I haven't looked for work in about 2 years. I'm lucky enough to get referrals
these days.

------
mohsinr
I would say find a niche in your skill set, and then only do projects in that
niche, while you are waiting for the projects, write tutorials about the nice,
be the person whose blog comes up at google for related queries in that niche.
Release free code/template/anything in that niche, let people use that and
come to you for more.

------
CyberFonic
You don't give details as to how much experience you have nor where you are
located. Both these would assist HN readers to give you more pertinent advice.

In many contexts "consultant" is somebody who has specialist knowledge in some
area and is able to advise / guide the client to accomplish a desired outcome.

A contractor, on the other hand, is somebody with a specific skill-set who
undertakes to produce and deliver some deliverable to the client's
specification / requirements.

Unless you are already known for in demand skills, you need to prospect for
work. Yes, it is selling and many of the other comments here have great
suggestions on how to do the marketing.

In my experience, you need to work in a job to build up your skills,
experience and contacts. Without that background you are probably only going
to get small jobs and take a long time to build up your profile to be demand
for the better paying gigs.

------
gearoidoc
I built an app (www.hipsterceo.com) to gain attention - make sure you focus at
least 50% of your time on marketing to get your name out there. Don't be
afraid to be controversial.

My experience with elance/odesk is pretty terrible. Focus on quality not
quantity clients (even in the early days).
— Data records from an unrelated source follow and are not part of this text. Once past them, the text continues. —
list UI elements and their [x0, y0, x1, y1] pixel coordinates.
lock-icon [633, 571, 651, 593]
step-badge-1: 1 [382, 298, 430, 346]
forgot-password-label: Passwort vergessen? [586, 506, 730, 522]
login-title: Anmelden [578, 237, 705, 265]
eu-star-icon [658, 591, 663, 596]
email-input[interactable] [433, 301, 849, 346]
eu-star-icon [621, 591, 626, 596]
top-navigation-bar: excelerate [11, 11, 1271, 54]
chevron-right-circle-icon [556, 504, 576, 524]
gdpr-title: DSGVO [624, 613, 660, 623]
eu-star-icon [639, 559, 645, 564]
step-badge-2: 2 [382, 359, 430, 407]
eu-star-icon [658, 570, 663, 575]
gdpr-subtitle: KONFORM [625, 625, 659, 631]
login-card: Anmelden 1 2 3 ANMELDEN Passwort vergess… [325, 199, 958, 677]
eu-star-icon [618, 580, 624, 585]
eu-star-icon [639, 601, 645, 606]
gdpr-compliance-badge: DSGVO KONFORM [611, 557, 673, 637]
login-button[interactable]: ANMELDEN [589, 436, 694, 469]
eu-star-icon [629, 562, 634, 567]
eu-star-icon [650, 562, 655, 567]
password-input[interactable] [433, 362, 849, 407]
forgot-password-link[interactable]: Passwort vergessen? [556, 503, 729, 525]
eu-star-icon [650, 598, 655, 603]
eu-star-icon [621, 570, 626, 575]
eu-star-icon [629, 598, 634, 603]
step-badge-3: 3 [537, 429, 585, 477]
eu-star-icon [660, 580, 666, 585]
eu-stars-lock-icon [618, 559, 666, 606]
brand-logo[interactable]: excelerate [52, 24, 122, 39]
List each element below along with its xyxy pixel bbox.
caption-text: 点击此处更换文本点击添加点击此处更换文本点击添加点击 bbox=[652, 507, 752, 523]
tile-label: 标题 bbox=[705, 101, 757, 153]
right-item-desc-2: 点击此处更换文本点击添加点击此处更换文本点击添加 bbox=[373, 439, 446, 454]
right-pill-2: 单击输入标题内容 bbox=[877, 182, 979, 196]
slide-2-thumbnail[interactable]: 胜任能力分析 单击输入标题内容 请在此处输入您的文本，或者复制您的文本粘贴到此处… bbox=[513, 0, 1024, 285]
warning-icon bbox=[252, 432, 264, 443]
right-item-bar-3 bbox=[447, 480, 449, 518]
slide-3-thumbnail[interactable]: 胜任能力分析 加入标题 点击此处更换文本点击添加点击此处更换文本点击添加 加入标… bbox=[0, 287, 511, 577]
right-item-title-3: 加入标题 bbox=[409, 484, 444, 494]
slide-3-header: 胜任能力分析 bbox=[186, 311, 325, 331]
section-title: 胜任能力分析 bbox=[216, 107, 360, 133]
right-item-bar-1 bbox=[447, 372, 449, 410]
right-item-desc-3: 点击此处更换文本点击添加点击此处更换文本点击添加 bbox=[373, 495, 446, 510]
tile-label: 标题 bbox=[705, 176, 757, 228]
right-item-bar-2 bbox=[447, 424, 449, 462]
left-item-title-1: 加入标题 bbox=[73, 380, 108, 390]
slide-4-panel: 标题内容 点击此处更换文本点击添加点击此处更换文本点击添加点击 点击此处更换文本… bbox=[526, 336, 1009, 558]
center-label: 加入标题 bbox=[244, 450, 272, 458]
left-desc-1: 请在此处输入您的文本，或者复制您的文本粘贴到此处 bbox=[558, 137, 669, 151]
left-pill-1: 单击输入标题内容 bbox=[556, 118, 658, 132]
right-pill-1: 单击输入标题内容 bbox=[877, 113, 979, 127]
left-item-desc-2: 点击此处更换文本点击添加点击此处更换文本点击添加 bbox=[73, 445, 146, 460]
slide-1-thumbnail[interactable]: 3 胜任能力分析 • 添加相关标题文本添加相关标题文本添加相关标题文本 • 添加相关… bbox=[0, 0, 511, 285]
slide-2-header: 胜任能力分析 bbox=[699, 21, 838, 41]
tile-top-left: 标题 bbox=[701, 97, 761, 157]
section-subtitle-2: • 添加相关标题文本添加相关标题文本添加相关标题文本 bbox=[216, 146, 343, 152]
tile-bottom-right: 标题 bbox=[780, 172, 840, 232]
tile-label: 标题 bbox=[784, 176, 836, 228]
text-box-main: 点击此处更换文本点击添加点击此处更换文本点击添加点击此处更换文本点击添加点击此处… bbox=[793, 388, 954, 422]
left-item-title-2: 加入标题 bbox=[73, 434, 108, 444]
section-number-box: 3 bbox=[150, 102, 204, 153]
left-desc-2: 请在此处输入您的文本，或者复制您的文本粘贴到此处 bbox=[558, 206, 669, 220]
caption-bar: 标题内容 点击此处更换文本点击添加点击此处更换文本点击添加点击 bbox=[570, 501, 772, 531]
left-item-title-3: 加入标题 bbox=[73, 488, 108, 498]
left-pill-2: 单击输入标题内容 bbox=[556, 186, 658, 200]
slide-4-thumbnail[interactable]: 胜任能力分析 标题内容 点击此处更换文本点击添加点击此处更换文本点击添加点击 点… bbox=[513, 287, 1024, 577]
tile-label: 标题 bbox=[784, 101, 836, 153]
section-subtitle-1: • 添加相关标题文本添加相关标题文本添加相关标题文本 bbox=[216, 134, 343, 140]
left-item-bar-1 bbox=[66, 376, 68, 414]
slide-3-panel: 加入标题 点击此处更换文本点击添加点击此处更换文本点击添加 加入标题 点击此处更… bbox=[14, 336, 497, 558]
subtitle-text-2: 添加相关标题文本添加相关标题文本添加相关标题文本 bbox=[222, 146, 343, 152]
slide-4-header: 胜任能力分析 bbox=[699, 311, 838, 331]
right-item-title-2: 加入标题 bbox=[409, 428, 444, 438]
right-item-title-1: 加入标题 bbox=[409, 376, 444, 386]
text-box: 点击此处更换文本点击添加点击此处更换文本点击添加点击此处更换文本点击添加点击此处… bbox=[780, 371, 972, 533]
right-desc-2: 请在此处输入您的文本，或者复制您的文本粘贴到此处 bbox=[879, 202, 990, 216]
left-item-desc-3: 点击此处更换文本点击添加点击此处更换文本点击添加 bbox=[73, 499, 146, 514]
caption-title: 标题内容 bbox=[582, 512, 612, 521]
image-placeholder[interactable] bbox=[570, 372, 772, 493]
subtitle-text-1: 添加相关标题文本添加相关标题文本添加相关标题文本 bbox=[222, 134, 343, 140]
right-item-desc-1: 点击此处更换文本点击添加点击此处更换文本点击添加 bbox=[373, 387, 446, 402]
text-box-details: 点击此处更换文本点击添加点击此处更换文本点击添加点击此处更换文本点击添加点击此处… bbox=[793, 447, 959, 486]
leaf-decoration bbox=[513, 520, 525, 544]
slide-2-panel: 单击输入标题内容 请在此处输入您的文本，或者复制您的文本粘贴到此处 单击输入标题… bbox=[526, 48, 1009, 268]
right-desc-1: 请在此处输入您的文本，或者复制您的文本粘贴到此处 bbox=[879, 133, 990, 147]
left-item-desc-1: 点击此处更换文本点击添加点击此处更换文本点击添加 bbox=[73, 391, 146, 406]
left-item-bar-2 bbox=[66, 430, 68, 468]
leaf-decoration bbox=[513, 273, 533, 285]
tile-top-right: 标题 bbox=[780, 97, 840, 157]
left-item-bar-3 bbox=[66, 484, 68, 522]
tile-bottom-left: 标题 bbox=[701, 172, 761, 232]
Nothing wrong with taking a full time job and doing said contracts on the side
either - so long as the client understands, of course. And once you've built a
portfolio app/site on the side then they'll have some degree of confidence in
your ability to deliver.

------
brudgers
Consultants are just high-falutin contractors. Contractors subcontract. Since
consultants are easier to identify than other qualified leads, subcontracting
is a good way to start. It will also help you see the business from Texas
inside.

Good luck.